The new Tin House (pictured at left) is called Fantastic Women, and has work from Rikki Ducornet, whose "Tangible Dreams" appeared in PEN America 5: Silences. ("The best books cause us to dream," she writes there, "the rest are not worth reading.") It also has an essay from Rick Moody about Angela Carter, whose "The Kiss" appears in PEN America 2: Home & Away.
Three Percent provides the list of Prix Goncourt finalists, including Lydia Salvayre and PEN America 6 contributor, Marie Darrieussecq.
Lastly, Laila Lalami has some interesting thoughts about Albert Camus' L'étranger, which she first read at fourteen:
Meursault's killing of the character referred to simply as "the Arab," the complete absence of any dialogue from the three Arab men who confront Raymond and Meursault on the beach, the fact that the only Arab character who says anything is Raymond's abused and oppressed girlfriend, the absence of the Arab man's family or any Arab witnesses at the trial: these are not coincidences, naturally, but clear narrative choices Camus made.
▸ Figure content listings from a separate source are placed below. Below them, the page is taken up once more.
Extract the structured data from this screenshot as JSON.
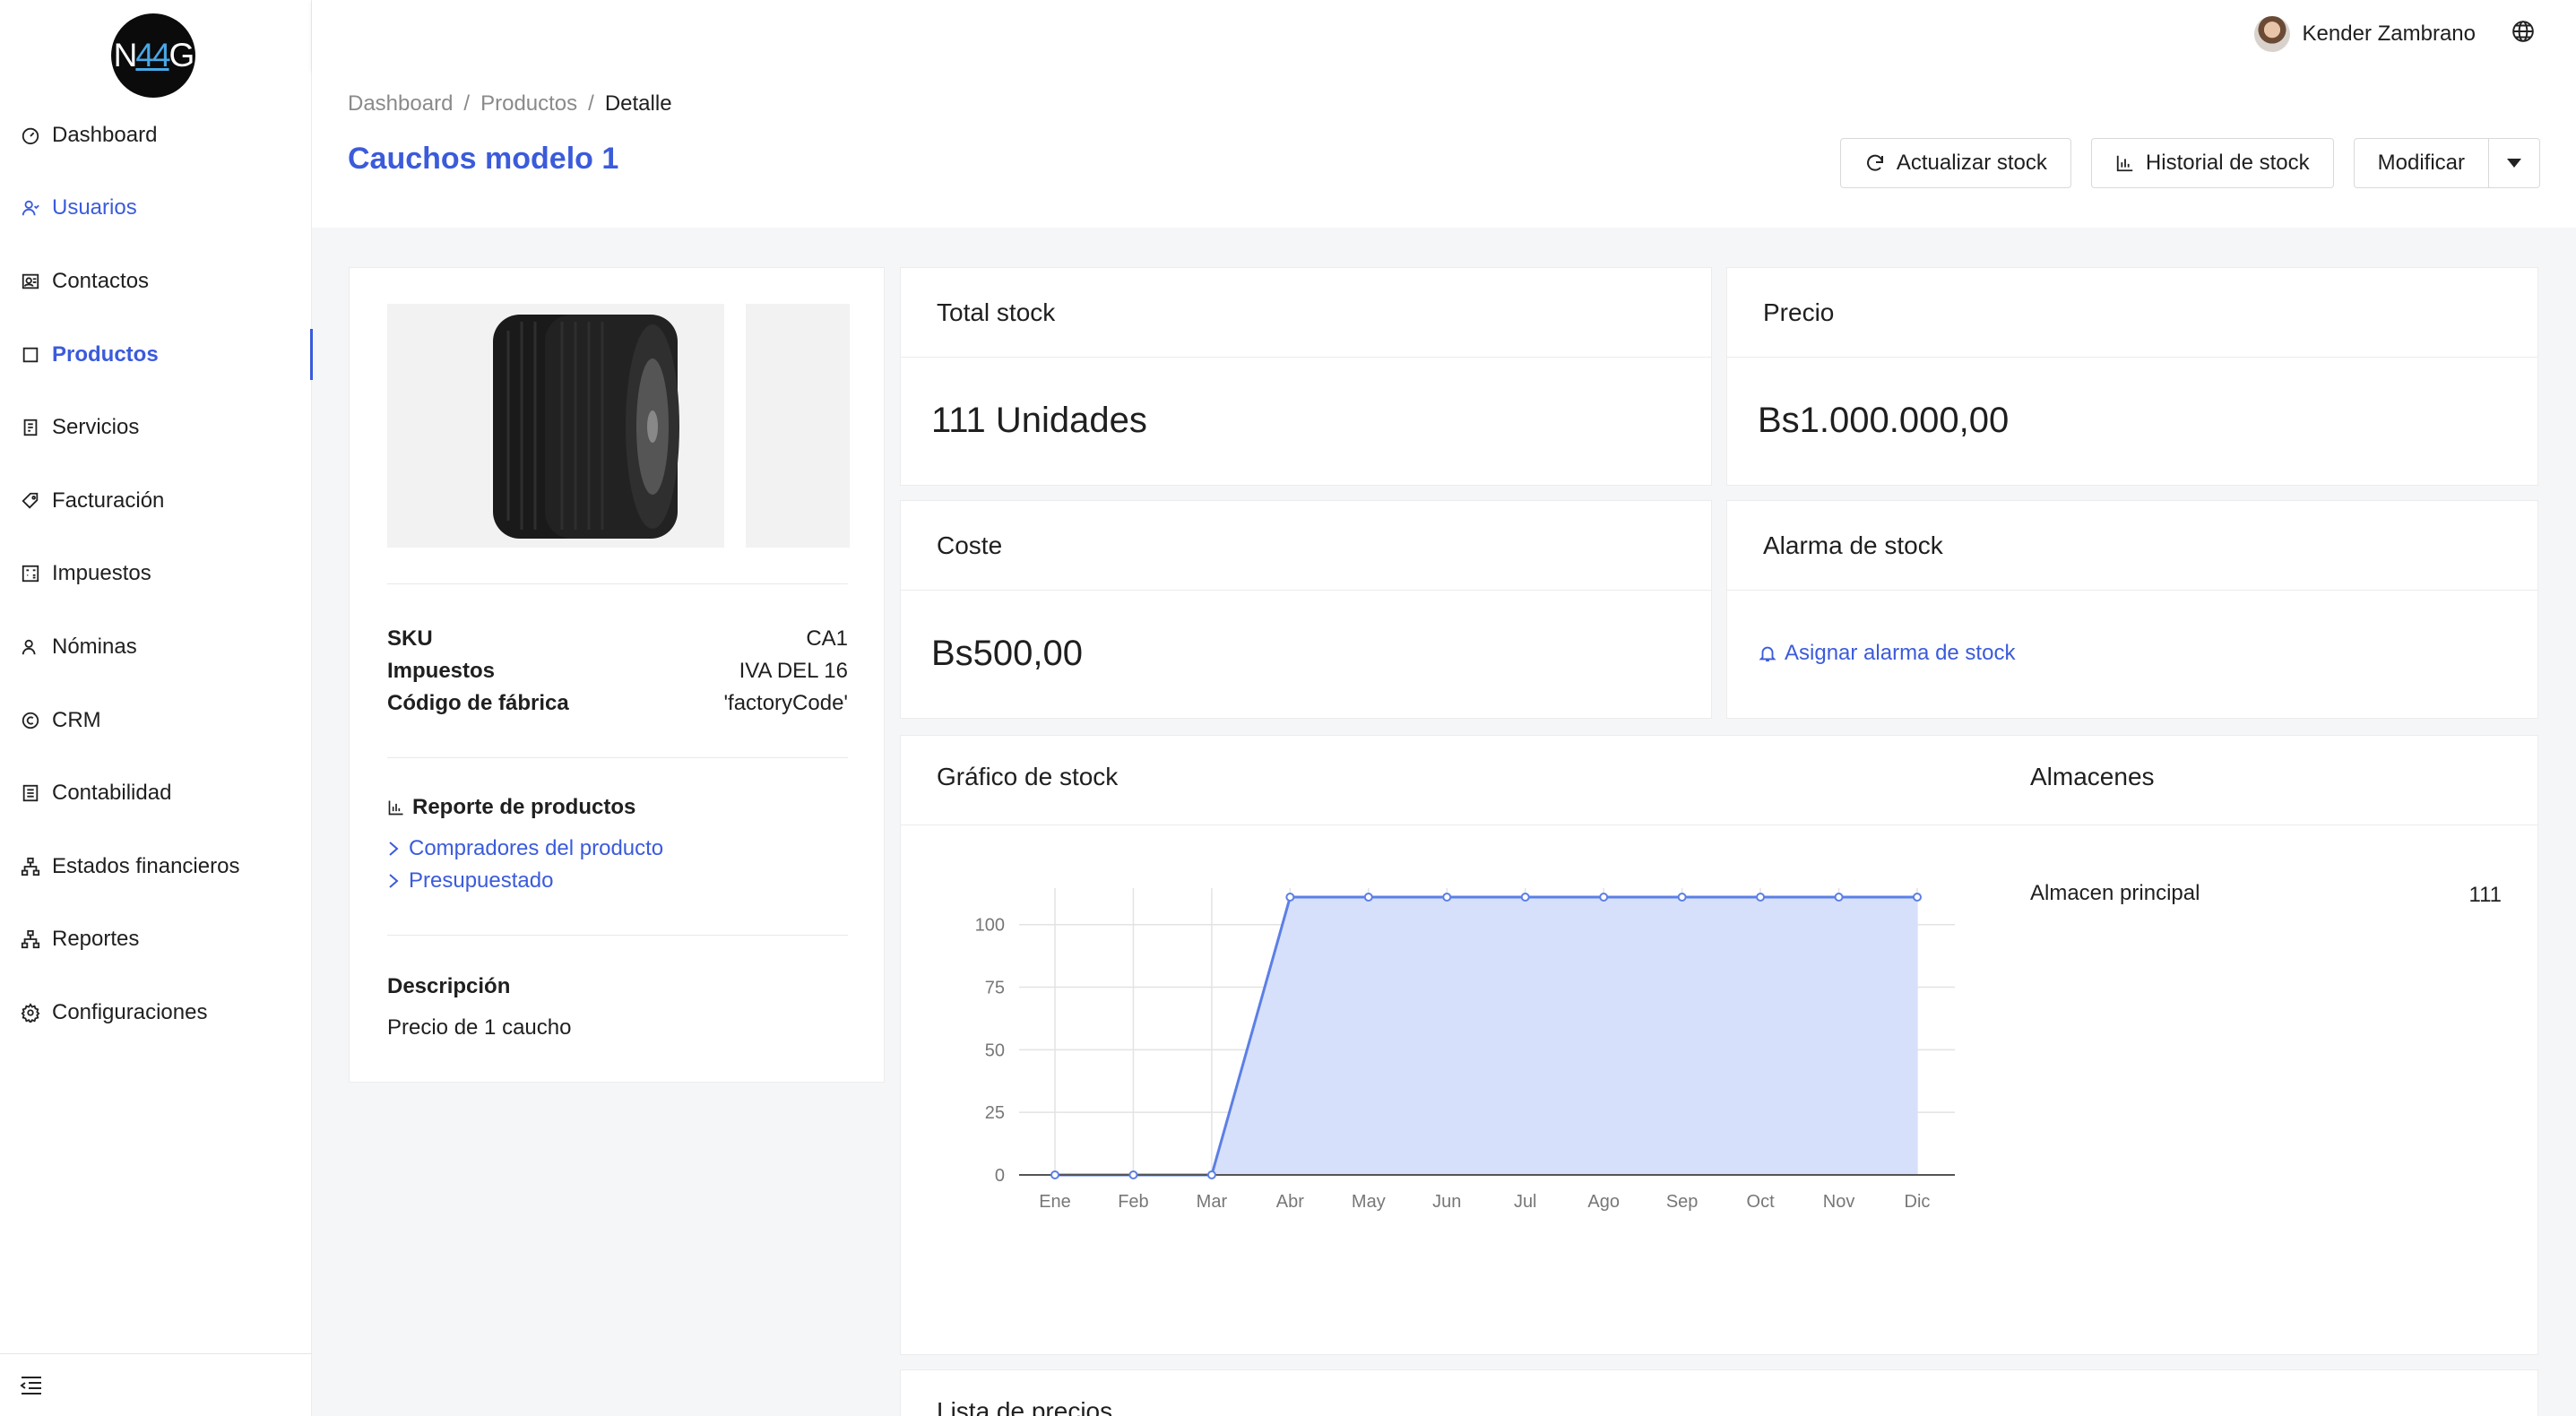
{
  "logo": {
    "left": "N",
    "mid": "44",
    "right": "G"
  },
  "sidebar": {
    "items": [
      {
        "label": "Dashboard",
        "icon": "dashboard-icon"
      },
      {
        "label": "Usuarios",
        "icon": "users-icon"
      },
      {
        "label": "Contactos",
        "icon": "contacts-icon"
      },
      {
        "label": "Productos",
        "icon": "box-icon"
      },
      {
        "label": "Servicios",
        "icon": "services-icon"
      },
      {
        "label": "Facturación",
        "icon": "tag-icon"
      },
      {
        "label": "Impuestos",
        "icon": "calculator-icon"
      },
      {
        "label": "Nóminas",
        "icon": "payroll-icon"
      },
      {
        "label": "CRM",
        "icon": "copyright-icon"
      },
      {
        "label": "Contabilidad",
        "icon": "ledger-icon"
      },
      {
        "label": "Estados financieros",
        "icon": "hierarchy-icon"
      },
      {
        "label": "Reportes",
        "icon": "reports-icon"
      },
      {
        "label": "Configuraciones",
        "icon": "gear-icon"
      }
    ],
    "active": "Productos"
  },
  "header": {
    "user_name": "Kender Zambrano"
  },
  "breadcrumb": {
    "items": [
      "Dashboard",
      "Productos"
    ],
    "current": "Detalle"
  },
  "page": {
    "title": "Cauchos modelo 1"
  },
  "actions": {
    "update_stock": "Actualizar stock",
    "stock_history": "Historial de stock",
    "modify": "Modificar"
  },
  "product": {
    "specs": [
      {
        "key": "SKU",
        "value": "CA1"
      },
      {
        "key": "Impuestos",
        "value": "IVA DEL 16"
      },
      {
        "key": "Código de fábrica",
        "value": "'factoryCode'"
      }
    ],
    "report_title": "Reporte de productos",
    "report_links": [
      "Compradores del producto",
      "Presupuestado"
    ],
    "description_title": "Descripción",
    "description": "Precio de 1 caucho"
  },
  "cards": {
    "total_stock": {
      "title": "Total stock",
      "value": "111 Unidades"
    },
    "price": {
      "title": "Precio",
      "value": "Bs1.000.000,00"
    },
    "cost": {
      "title": "Coste",
      "value": "Bs500,00"
    },
    "alarm": {
      "title": "Alarma de stock",
      "link": "Asignar alarma de stock"
    }
  },
  "stock_chart": {
    "title": "Gráfico de stock",
    "warehouses_title": "Almacenes",
    "warehouses": [
      {
        "name": "Almacen principal",
        "qty": "111"
      }
    ]
  },
  "price_list": {
    "title": "Lista de precios"
  },
  "colors": {
    "accent": "#3b5bdb",
    "chart_line": "#5b7fe6",
    "chart_fill": "#d7e0fa"
  },
  "chart_data": {
    "type": "area",
    "categories": [
      "Ene",
      "Feb",
      "Mar",
      "Abr",
      "May",
      "Jun",
      "Jul",
      "Ago",
      "Sep",
      "Oct",
      "Nov",
      "Dic"
    ],
    "values": [
      0,
      0,
      0,
      111,
      111,
      111,
      111,
      111,
      111,
      111,
      111,
      111
    ],
    "yticks": [
      0,
      25,
      50,
      75,
      100
    ],
    "ylim": [
      0,
      111
    ],
    "grid": true
  }
}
One might argue that Meursault's fight with the chaplain and his realization at the end are an assertion of the Self in the face of an indifferent universe and a moralizing society, but I think that assertion about the absurdity of life comes by way of victimizing the Other.Afternoon update: The amazing Edwidge Danticat testifies before the US Congress' Judiciary Committee's Subcommittee on Immigration, Citizenship, Refugees, Border Security and International Law.